- North American cover art
- Developer: HAL Laboratory
- Publisher: HAL LaboratoryEU: Nintendo;
- Composer: Hiroaki Suga
- Platform: Game Boy
- Release: JP: October 18, 1989; NA/EU: March 1990;
- Genre: Pinball
- Modes: Single-player, multiplayer

= Revenge of the 'Gator =

1989 video game

Revenge of the 'Gator, (Note: Known in Japan as Pinball: 66 Hiki no Wani Daikoushin (ピンボール　66匹のワニ大行進, Pinbōru 66-biki no Wani Daikōshin)) known in Europe as Pinball: Revenge of the 'Gator, is a pinball video game developed and published by HAL Laboratory for the Game Boy. It was released in Japan in October 1989 and North America and Europe by Nintendo in March 1990. The objective of the game is to score as many points as possible without having the player's pinball eaten by the alligator.

==Gameplay==
The player launches the ball from the Shooter Lane and uses flippers to hit the ball around screen hitting targets and rolling through lanes to score points. There are four modes of play in Revenge of the 'Gator; Gator mode allows multiplayer gameplay through alternating turns while Match Play allows actual multiplayer though the Game Link Cable; both have single-player modes. The Gator mode is a standard score-attack mode common to pinball, while Match Play involves players competing to knock their opponents' ball over their flippers.

==Reception==

Revenge of the 'Gator received generally positive reception from video game critics.

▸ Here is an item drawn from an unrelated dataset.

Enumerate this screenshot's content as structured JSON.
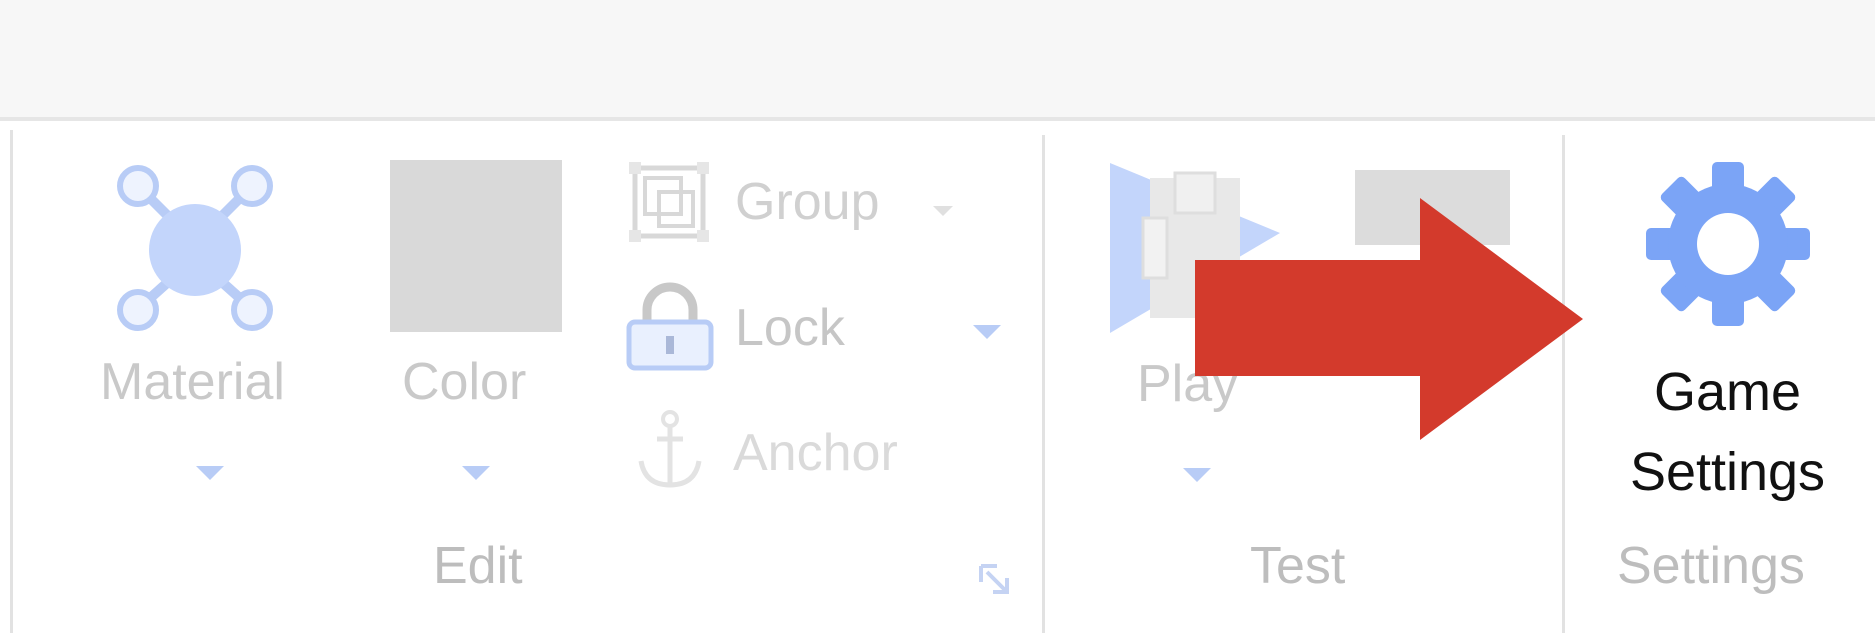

Reviewing the 3DS version, Damien McFerran of Nintendo Life gave the game 7 out of 10, and summarized: "Revenge of the 'Gator may lack the refinements showcased by modern pinball games, but that doesn't mean it should be ignored if you're a fan of the genre. The simplistic nature of the tables means you can give high-score chasing your full, undivided attention without being waylaid by distractions, and the ball physics are respectable enough to ensure you don't lose any games through anything but your own fault. HAL's effort may have been improved upon in recent years, but it's still an appealing and addictive pinball outing."

Review scores
| Publication | Score |
|---|---|
| Computer and Video Games | 93% |
| Electronic Gaming Monthly | 6/6/7/6 |
| Mean Machines Sega | 91% |

==Legacy==
Revenge of the Gator was re-released (with Match Play disabled) for the Nintendo 3DS Virtual Console on January 9, 2013, in Japan, September 5, 2013, in Europe and on October 17, 2013, in North America.

A ROM hack, Revenge of the 'Gator Gold, was released in 2023. It adds colors to the game, removes slowdown, allows high scores to be saved between sessions, and fixes various bugs.